Posted by Mr. Poe | April 1, 2008 12:31 PM
2

And Richard Widmark (star of Dassin's Noir classic Night and the City) just died last week. It's kind of funny that two of the giants of Film Noir lived such long and seemingly happy lives.

Posted by kinaidos | April 1, 2008 12:35 PM
3

I just bought The Naked City, Night and the City, and Brute Force a couple weeks ago. I'll have to go back and Rififi.

Posted by elswinger | April 1, 2008 12:42 PM
4

Huh. 96. That's a good run. (Coincidentally, I was watching Topkapi last night). Maybe he wasn't so happy...his only son died young...the suave, melodic singer, Joe Dassin.

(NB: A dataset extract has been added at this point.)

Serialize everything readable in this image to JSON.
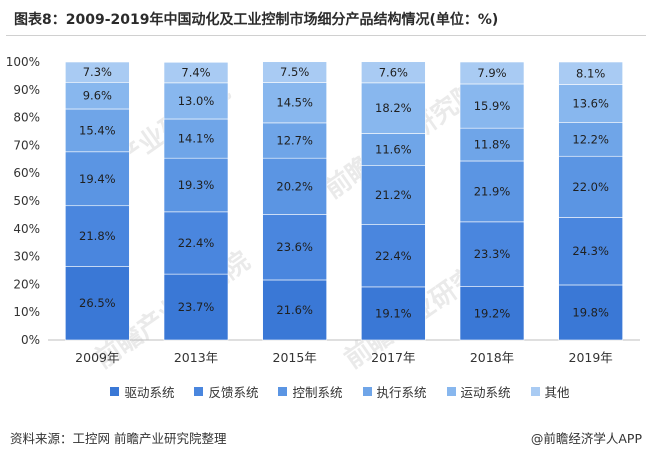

Posted by l'ete indien | April 1, 2008 12:46 PM
5

Damn, that's a fine movie.

Posted by Paulus | April 1, 2008 1:21 PM
6

Sigh. He wasn't just "active in leftist politics", he was a Communist. Period. Rififi was a great film (I own the DVD), but it's irritating that everybody still whitewashes the politics of that whole Stalinist crowd. Triumph of the Will was a great film too, but I don't think too many people wrote Leni Reifenstall was "active in right-wing politics" instead of that she was simply a Nazi.

Posted by Kim Scarborough | April 1, 2008 1:39 PM
7

"Rififi" at least is one of the top ten cops and robbers movies ever made, and arguably the best.

Posted by ivan | April 1, 2008 3:01 PM
8

@6 Thank you for pointing out that JD was a communist. I didn't know that. However, it seems reductionist to imply that all communists are the same as Stalinists and are all the same the way all Nazis were Nazi's. Communism has been too broad a movement with many variants to be considered all the same as the policies of Stalin.

Yup, Rafifi was a great film. I was under the impression it was banned here for a long time because its' depiction of junkie kidnappers was too harsh for American audiences of the time.